If you ask my friends where my deepest passion resides they would probably tell you that its focused on engaging children in healthy, active outdoor activity. I love this stuff. Getting kids our on bikes or skis or exploring natural spaces – its what I’ve given my time and energy to for much of my career. I have taught alot of childreo how to cross country ski – my passion has been advancing skill and understanding about efficient motor skill development that leads ultimately (I hope) to increased enjoyment of sport and technical performance of skills in the children of outdoor physical activity. Much of my reflection and learning about teaching kids outdoor physical activity has been shared out on my coaching blog – http://www.roystrumxcskicoaching.blogspot.ca
Like most teachers, I am to make a difference in the work I do. The Gates Foundation research points out some good things for teachers to reflect on in their work to advance effectiveness.
Care – highly effective teachers make students feel that he/she is cared about. Building relationships that advance learning is critical. In my numerous years of coaching, finding things out about kids and showing interest in them as a whole person has been a key to my work.
Control – students in highly effective teachers’ classes treat the teacher with respect; classes are busy and students dont waste time. I have found that a combination of enthusiasm, high expectation around listening to instruction, and positive reinforcement have worked really well in my work as a PE/OE teacher
Clarify – highly effective teachers can explain difficult ideas well. In my work teaching kids to cross country ski, I have found that the language you use can either make things easier or harder to grasp – pointing out that you want kids to ski on ‘one foot, then the other foot’ is so much easier to conceptualization than ‘improve your weight shift’.

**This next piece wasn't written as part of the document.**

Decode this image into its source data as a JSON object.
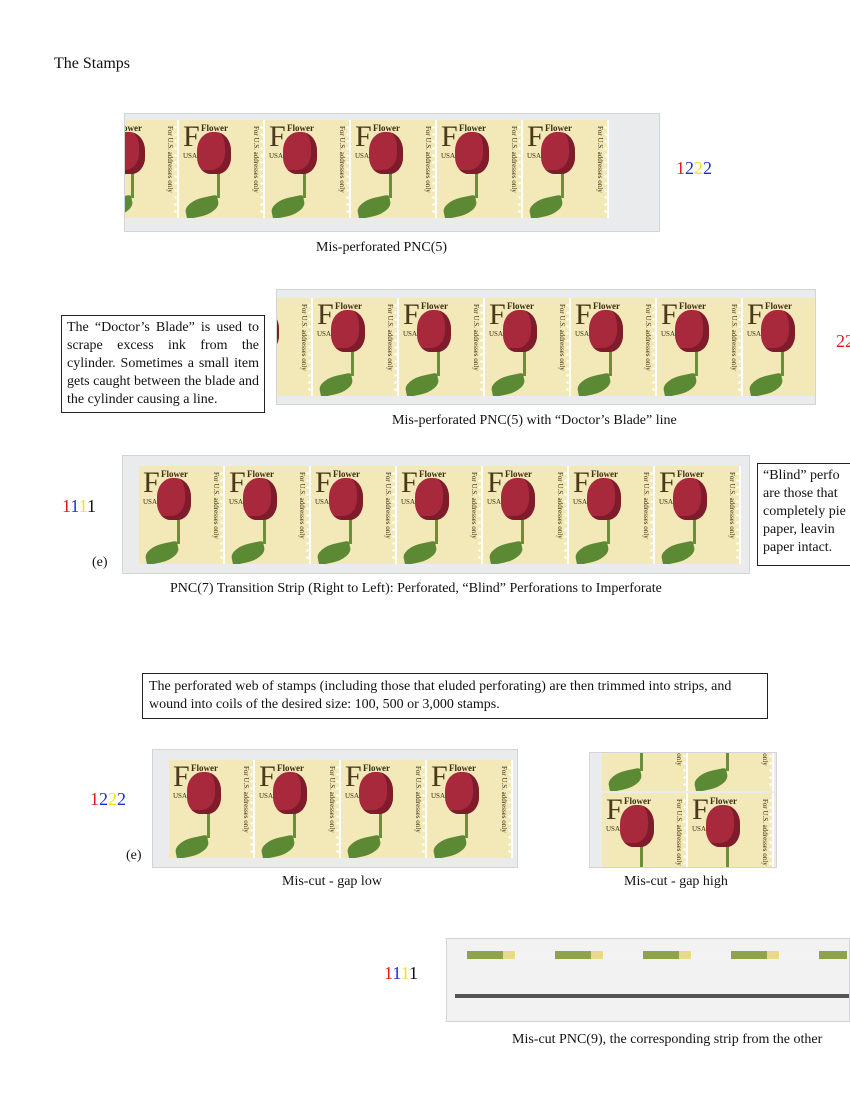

Challenge – in classes where highly effective teachers work students feel they learn alot everyday. Doing more than rolling out the ball is important – building understanding and offering lots of feedback is super important in creating a challenging learning environment.
Captivate – Highly effective teachers make lessons intereating. Feedback from my students and athletes have let me know that relating physics concepts to a skill session is interesting and concept building. Plus I’ve worked hard at sharing enthusiasm
Confer – highly effective teachers create spaces where students speak up and share their ideas.
Consolidate – highly effective teachers check to make sure that students understand. This is the important work of checking in with kids about their level of understanding of the idea being presented. ‘Does that make sense?’
Like most teachers, I learn everyday. I learn from noticing if kids are getting the concepts of the work i am presenting. I learn from sharing ideas with colleagues. I learn from taking some risks with the work I do – trying something new and never, ever feeling like I’ve arrived.